The device is the result of a partnership with NanoEntek – a Korean startup that specializes in chips that can read biofluids. A person essentially takes a strip of facial tape, sticks it on their cheek, and then puts the strip in a buffer solution. This solution is then inserted into a cartridge for the Cell BioPrint to analyze. Once the sample is processed, the device takes an image of your face while answering a few short questions about skin problems and aging.

From there, L’Oreal says it uses proteomics, or the analysis of protein structure and function from a biological sample. In this case, the Cell BioPrint is designed to determine how old your skin is. It will then provide personalized advice on how to improve the appearance of your skin, as well as predictions on how responsive your skin may be to certain skin care ingredients.

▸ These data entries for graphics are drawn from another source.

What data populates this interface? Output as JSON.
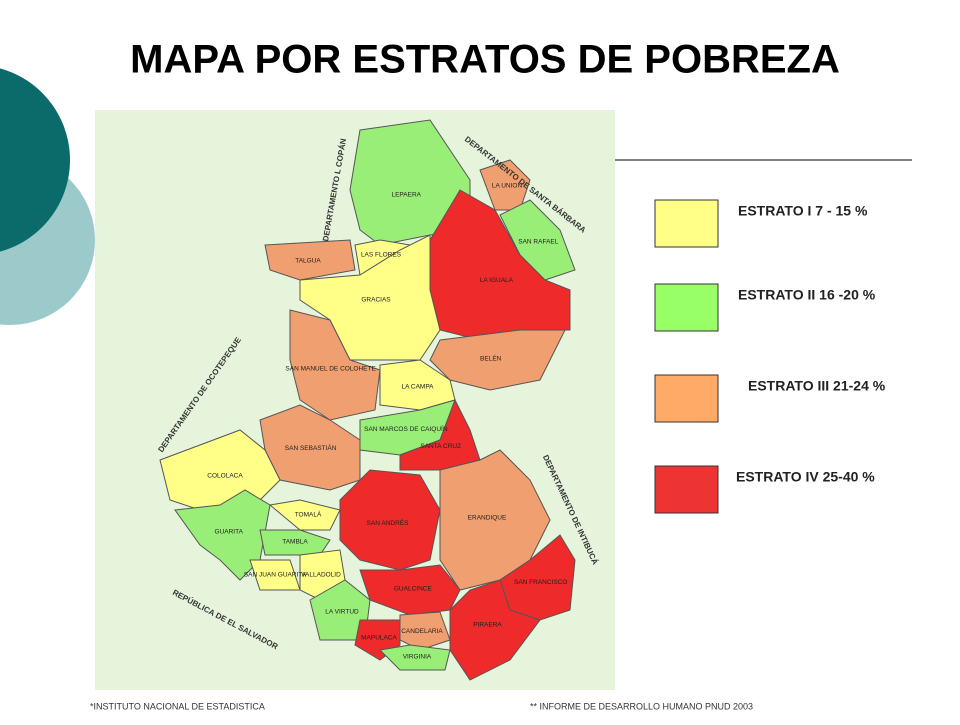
{
  "title": "MAPA POR ESTRATOS DE POBREZA",
  "map": {
    "background": "#e6f4dc",
    "borders": [
      "DEPARTAMENTO L COPÁN",
      "DEPARTAMENTO DE SANTA BÁRBARA",
      "DEPARTAMENTO DE OCOTEPEQUE",
      "DEPARTAMENTO DE INTIBUCÁ",
      "REPÚBLICA DE EL SALVADOR"
    ],
    "regions": [
      {
        "label": "LEPAERA",
        "color": "#99ee77"
      },
      {
        "label": "LA UNION",
        "color": "#f0a070"
      },
      {
        "label": "SAN RAFAEL",
        "color": "#99ee77"
      },
      {
        "label": "LA IGUALA",
        "color": "#ee2a2a"
      },
      {
        "label": "TALGUA",
        "color": "#f0a070"
      },
      {
        "label": "LAS FLORES",
        "color": "#ffff88"
      },
      {
        "label": "GRACIAS",
        "color": "#ffff88"
      },
      {
        "label": "BELÉN",
        "color": "#f0a070"
      },
      {
        "label": "SAN MANUEL DE COLOHETE",
        "color": "#f0a070"
      },
      {
        "label": "LA CAMPA",
        "color": "#ffff88"
      },
      {
        "label": "SAN SEBASTIÁN",
        "color": "#f0a070"
      },
      {
        "label": "SAN MARCOS DE CAIQUÍN",
        "color": "#99ee77"
      },
      {
        "label": "SANTA CRUZ",
        "color": "#ee2a2a"
      },
      {
        "label": "COLOLACA",
        "color": "#ffff88"
      },
      {
        "label": "GUARITA",
        "color": "#99ee77"
      },
      {
        "label": "TOMALÁ",
        "color": "#ffff88"
      },
      {
        "label": "TAMBLA",
        "color": "#99ee77"
      },
      {
        "label": "SAN JUAN GUARITA",
        "color": "#ffff88"
      },
      {
        "label": "VALLADOLID",
        "color": "#ffff88"
      },
      {
        "label": "SAN ANDRÉS",
        "color": "#ee2a2a"
      },
      {
        "label": "ERANDIQUE",
        "color": "#f0a070"
      },
      {
        "label": "GUALCINCE",
        "color": "#ee2a2a"
      },
      {
        "label": "SAN FRANCISCO",
        "color": "#ee2a2a"
      },
      {
        "label": "LA VIRTUD",
        "color": "#99ee77"
      },
      {
        "label": "CANDELARIA",
        "color": "#f0a070"
      },
      {
        "label": "PIRAERA",
        "color": "#ee2a2a"
      },
      {
        "label": "MAPULACA",
        "color": "#ee2a2a"
      },
      {
        "label": "VIRGINIA",
        "color": "#99ee77"
      }
    ]
  },
  "legend": [
    {
      "label": "ESTRATO I  7 - 15 %",
      "color": "#ffff88"
    },
    {
      "label": "ESTRATO II 16 -20 %",
      "color": "#99ff66"
    },
    {
      "label": "ESTRATO III 21-24  %",
      "color": "#ffaa66"
    },
    {
      "label": "ESTRATO IV 25-40 %",
      "color": "#ee3333"
    }
  ],
  "footnotes": [
    "*INSTITUTO NACIONAL DE ESTADISTICA",
    "** INFORME DE DESARROLLO HUMANO  PNUD 2003"
  ]
}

It’s an attractive claim, but as with most beauty technology, it’s difficult to properly evaluate L’Oréal’s methods without peer-reviewed studies or experts weighing in. at first they manifest themselves. For example, it may be able to determine if your skin is prone to hyperpigmentation or enlarged pores.

The Cell BioPrint analyzes your skin’s proteins to see how old you are.
Image: L’Oréal

Skin care has become very popular during covid-19 lockdowns, sparking a shift in beauty trends toward self-care and the rise of “skinfluencers”. Moreover, that virality has since turned skin care shopping into an extreme sport. Jump on TikTok, and you’ll find dozens of skin influencers inviting you to drop $80 on a vial of vitamin C serum, discussing the moisturizing properties of glycerin versus hyaluronic acid, or giving a thumbs up for this or that retinol cream. (Some may even convince you to buy a stick hitting your face to increase the effectiveness of these ingredients.) It’s confusing, expensive, and crazy, what works for one person may not for another. The most the average consumer can do is cross their fingers and hope that the latest potion they bought will actually work.

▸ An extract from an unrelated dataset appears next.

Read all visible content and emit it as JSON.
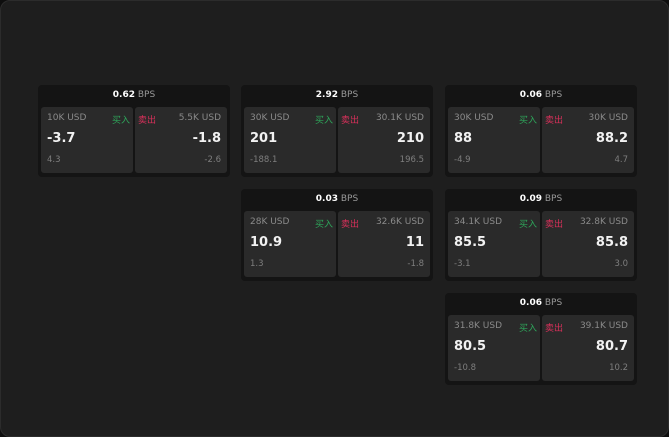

The appeal of Cell BioPrint is that it claims to use science to cut through this noise. Maybe every skinfluencer says that you need to start using retinol when you are 30 years old, but this The device will tell you, based on your own biology, if the retinol will really work for you. Personalization has always been a major theme with CES beauty technology, but it is particularly compelling with skin care, which is highly dependent on your individual biology. But again, right now there’s no way to know how reliable Cell BioPrint’s science and recommendations are.

L’Oréal says the Cell BioPrint will be easy to use, with the process taking just five minutes. It also says that people will be able to repeat tests, allowing them to monitor changes and progress over time. That said, it could be a while before something like Cell BioPrint is available to consumers. L’Oréal says the device will first be piloted in Asia later this year, but otherwise had no concrete launch timeline or price.